The strikes targeted five weapons storage facilities across the country, the US defence department said.

Two Americans and a British soldier were killed in Wednesday’s rocket attack on the Camp Taji military base.

Earlier, a US commander said an Iranian-backed militia group was likely to have fired the rockets.

“The Iranian proxy group Kataib Hezbollah is the only group known to have previously conducted an indirect fire attack of this scale against US and coalition forces in Iraq,” Central Command chief Gen Kenneth McKenzie told a Senate committee.

The defence department confirmed a series of “defensive precision strikes” had been carried out by manned aircraft against Kataib Hezbollah facilities.
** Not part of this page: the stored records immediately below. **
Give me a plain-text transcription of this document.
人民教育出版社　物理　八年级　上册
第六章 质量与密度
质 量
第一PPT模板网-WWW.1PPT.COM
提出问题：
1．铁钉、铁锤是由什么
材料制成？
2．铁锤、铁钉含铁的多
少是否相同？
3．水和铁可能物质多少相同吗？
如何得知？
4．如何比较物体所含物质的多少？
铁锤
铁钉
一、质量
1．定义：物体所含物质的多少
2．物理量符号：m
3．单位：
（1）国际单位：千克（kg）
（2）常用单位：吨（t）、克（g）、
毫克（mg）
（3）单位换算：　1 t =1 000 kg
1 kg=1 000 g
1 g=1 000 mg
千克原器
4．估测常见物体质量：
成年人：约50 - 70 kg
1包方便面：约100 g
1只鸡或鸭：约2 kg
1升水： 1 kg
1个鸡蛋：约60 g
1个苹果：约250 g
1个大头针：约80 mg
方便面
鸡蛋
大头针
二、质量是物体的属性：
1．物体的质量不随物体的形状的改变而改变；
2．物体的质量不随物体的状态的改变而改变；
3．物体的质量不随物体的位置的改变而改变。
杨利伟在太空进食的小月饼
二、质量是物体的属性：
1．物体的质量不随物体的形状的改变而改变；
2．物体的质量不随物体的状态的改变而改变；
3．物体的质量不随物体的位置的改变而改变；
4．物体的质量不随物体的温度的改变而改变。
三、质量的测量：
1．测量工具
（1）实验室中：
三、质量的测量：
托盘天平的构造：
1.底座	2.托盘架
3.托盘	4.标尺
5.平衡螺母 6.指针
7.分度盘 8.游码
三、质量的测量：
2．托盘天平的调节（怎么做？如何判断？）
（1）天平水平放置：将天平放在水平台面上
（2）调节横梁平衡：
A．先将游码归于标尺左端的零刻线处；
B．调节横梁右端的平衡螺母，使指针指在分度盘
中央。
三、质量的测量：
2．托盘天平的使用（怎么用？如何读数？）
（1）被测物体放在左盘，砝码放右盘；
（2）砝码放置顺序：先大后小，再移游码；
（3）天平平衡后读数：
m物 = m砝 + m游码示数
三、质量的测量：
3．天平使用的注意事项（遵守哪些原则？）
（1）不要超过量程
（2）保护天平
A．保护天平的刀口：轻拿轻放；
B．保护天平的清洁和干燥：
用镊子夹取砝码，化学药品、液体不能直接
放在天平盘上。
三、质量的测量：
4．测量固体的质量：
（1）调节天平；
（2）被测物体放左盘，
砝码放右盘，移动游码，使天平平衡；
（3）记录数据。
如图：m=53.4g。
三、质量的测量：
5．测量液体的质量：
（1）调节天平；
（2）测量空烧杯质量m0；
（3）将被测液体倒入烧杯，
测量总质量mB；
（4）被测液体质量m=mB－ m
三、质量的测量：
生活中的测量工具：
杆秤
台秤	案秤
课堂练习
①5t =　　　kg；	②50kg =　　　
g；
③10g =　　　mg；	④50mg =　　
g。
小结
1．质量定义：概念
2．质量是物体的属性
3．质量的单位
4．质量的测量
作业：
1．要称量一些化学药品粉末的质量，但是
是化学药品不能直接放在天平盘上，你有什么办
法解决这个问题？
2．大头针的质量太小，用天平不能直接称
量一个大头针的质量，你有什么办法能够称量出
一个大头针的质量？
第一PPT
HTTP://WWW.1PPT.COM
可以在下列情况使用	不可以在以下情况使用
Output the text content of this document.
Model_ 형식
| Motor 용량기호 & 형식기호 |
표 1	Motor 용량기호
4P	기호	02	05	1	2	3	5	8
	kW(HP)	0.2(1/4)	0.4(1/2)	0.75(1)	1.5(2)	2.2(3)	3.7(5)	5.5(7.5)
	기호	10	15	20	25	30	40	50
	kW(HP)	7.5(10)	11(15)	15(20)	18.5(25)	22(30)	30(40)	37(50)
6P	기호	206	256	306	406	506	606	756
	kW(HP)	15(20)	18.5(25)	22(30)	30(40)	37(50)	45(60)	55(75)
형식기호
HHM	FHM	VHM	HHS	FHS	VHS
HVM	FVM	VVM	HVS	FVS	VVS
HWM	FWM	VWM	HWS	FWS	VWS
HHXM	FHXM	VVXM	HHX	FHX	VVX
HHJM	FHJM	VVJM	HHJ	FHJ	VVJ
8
“These include facilities that housed weapons used to target US and coalition troops,” it said. “[The strikes] were defensive, proportional, and in direct response to the threat posed by Iranian-backed Shia militia groups.”

“The United States will not tolerate attacks against our people, our interests, or our allies,” Defence Secretary Mark Esper added. “We will take any action necessary to protect our forces.”

The US has accused Iran-backed militias of 13 similar attacks on Iraqi bases hosting coalition forces in the past year.

The killing of an American civilian in one such incident in December triggered a round of violence which ultimately led Mr Trump to order the assassination of the top Iranian general Qasem Soleimani and Kataib Hezbollah commander Abu Mahdi al-Muhandis the following month.